Forms: The noose around our necks
I have been moved to write in response to the very interesting and engaging editorial by Dr David Richardson titled “Lacking special authority” (BCMJ 2014;56:313). He is surely not alone in the continued travesty that front-line primary physicians have to endure in filling out the profusion of forms required for patients. His good-natured perspective on his frustrations in filling out, or being responsible for, Special Authority forms was well written, and I have to applaud how well he couched the negatives among his jesting. The increasing complexity with the proliferation of different medications to be considered and advocated for is an increasing headache for many of us. But underlying the jesting is undeniably a painful truth: we are caught in a bind at great expense and exasperation as often we are placed in that adversarial situation when the patient before us does not qualify for the medication for which he or she feels perhaps entitled, being first propositioned by drug companies in the media or on the Internet. The time and expense involved in navigating the convolutions is not insignificant for the many patients often caught in the dilemma. The hoops and hurdles expected before certain medications are covered by Pharmacare are multiplying, and the variations of said forms keep getting updated, which to me is the ruse to obfuscate the process and to wear us down and give up the effort. If the latest updated form is not completed with all the proper ticks and boxes, it is returned and we start the process again. It reminds me also of the efforts required to get patients into special programs like multidisciplinary chronic pain clinics, where, once more, if the latest updated forms, yes, with even more categories and preliminary tests, are not completed, the referral is not even considered and more delays of the usual 2-year process follow. Insurance forms for patients, or those for disability benefits, are another example of chronic headaches for the practitioner.

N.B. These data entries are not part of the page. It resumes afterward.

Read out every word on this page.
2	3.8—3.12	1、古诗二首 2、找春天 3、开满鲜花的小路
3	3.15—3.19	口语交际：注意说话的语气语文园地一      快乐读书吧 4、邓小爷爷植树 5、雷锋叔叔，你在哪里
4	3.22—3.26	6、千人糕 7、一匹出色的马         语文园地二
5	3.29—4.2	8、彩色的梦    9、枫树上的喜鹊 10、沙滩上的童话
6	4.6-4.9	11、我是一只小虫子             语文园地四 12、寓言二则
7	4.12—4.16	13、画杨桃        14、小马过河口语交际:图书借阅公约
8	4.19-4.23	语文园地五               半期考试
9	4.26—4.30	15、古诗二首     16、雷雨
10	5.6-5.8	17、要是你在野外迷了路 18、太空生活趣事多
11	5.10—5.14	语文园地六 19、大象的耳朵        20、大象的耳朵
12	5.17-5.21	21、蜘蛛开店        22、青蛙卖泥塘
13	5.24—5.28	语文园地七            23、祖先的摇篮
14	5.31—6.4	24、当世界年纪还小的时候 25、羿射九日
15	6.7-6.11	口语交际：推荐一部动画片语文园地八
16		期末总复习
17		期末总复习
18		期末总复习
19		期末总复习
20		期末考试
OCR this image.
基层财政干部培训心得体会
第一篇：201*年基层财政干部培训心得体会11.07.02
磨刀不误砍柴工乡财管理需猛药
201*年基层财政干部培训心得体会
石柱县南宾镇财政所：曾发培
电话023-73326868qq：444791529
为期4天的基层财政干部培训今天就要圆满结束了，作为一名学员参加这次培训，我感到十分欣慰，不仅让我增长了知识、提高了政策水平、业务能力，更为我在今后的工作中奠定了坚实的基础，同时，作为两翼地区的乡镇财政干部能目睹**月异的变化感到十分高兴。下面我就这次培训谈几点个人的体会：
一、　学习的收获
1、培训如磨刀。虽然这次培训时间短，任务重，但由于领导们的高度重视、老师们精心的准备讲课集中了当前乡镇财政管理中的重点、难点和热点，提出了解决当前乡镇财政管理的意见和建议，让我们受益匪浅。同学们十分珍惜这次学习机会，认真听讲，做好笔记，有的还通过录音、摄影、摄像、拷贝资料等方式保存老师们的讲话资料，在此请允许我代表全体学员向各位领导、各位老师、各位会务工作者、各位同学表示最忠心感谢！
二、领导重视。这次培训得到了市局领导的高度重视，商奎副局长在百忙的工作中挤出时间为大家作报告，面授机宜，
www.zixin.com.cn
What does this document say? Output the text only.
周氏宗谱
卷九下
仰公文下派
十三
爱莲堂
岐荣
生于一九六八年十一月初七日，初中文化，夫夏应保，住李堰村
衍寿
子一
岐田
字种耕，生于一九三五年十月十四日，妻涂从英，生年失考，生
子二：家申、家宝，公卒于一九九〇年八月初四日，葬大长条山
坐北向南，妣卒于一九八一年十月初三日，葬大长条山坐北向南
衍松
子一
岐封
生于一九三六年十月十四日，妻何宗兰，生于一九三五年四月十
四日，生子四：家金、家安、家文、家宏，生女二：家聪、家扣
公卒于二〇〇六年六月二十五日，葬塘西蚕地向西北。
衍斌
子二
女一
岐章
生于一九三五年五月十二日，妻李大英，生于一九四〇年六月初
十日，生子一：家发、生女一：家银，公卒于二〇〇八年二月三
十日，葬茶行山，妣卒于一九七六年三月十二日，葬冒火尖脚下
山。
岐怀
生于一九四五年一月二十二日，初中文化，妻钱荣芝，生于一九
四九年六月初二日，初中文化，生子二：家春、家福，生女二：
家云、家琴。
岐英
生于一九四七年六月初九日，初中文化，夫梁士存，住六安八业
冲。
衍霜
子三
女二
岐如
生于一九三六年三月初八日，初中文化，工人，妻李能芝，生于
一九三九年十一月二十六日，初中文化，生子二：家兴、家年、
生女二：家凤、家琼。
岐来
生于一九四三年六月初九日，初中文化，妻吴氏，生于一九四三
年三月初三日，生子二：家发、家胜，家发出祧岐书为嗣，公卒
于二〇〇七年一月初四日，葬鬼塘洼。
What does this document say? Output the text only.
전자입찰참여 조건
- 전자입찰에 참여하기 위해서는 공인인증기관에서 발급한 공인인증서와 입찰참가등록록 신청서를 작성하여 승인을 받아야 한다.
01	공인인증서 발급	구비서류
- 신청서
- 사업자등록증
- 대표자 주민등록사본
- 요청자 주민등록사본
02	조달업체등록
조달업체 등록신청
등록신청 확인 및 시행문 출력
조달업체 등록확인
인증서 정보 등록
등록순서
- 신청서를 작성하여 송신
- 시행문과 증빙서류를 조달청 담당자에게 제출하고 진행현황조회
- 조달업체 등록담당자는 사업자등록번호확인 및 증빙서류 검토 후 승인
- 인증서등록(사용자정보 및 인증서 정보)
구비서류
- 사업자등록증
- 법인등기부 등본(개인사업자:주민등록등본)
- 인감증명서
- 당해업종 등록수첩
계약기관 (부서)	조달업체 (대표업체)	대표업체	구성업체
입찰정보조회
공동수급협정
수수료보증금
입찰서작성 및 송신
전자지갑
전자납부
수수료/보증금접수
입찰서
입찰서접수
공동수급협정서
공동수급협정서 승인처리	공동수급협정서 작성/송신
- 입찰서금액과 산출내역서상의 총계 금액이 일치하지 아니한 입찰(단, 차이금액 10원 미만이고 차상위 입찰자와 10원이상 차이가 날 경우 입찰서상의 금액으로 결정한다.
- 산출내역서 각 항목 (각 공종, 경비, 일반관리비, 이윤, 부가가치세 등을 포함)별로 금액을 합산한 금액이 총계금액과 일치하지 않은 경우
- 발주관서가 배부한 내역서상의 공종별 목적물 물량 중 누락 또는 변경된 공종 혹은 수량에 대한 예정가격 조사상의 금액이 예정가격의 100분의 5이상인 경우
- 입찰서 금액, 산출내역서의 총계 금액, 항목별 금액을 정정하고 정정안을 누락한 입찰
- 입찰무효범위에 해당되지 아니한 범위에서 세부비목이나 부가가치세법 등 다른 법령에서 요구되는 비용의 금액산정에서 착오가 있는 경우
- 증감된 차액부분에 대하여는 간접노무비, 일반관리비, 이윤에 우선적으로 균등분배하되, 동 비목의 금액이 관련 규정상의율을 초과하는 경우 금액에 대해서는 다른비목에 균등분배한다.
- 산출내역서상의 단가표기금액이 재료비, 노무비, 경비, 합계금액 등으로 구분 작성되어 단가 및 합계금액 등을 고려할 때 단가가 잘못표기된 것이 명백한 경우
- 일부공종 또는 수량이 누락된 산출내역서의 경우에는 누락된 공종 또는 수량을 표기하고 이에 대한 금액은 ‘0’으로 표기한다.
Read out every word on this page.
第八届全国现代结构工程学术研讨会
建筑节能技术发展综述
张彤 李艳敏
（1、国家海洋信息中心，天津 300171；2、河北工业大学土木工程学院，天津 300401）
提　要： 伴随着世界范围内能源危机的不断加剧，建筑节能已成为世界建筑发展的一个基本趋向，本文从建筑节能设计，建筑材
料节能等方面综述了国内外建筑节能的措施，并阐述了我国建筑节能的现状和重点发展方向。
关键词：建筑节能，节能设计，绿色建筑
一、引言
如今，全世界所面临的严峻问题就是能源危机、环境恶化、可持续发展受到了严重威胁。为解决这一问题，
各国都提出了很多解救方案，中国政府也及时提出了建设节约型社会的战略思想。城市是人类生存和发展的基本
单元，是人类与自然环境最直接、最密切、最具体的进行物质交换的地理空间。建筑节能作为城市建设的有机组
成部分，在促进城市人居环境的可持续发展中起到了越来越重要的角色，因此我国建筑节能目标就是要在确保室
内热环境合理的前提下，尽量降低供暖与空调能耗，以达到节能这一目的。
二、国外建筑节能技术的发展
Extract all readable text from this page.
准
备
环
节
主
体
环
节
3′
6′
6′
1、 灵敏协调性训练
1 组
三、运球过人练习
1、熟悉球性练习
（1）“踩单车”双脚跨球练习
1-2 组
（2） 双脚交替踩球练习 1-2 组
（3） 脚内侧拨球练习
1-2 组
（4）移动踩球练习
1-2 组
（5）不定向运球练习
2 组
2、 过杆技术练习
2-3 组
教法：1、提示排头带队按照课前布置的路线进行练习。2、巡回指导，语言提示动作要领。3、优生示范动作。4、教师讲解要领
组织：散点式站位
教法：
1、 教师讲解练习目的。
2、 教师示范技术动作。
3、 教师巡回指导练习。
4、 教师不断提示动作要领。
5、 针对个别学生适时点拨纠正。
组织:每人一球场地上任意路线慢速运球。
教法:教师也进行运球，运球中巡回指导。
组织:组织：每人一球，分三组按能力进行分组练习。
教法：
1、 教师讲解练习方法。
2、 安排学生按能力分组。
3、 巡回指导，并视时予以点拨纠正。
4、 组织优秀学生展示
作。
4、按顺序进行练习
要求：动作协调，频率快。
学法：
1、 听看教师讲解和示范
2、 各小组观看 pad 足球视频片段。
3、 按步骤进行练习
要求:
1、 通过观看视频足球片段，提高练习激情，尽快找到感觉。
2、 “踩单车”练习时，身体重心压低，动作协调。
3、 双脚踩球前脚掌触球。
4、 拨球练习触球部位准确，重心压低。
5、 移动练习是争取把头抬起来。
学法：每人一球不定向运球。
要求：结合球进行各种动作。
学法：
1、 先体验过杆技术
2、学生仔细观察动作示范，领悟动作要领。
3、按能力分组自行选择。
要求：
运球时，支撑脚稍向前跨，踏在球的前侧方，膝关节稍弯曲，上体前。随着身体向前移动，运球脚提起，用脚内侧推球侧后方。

If the word gets out loudly enough, you can readily see how newer graduates, who wise up to the nuclear explosion ready to take place, are not at all interested in pursuing the mundane world of the fading GP ranks. This is the Trojan horse in our midst; the insidious virus that is yet invisible to the general population blissfully unaware of the impossibilities. Can others see what I see? Are there really only a few sheep among the wolves?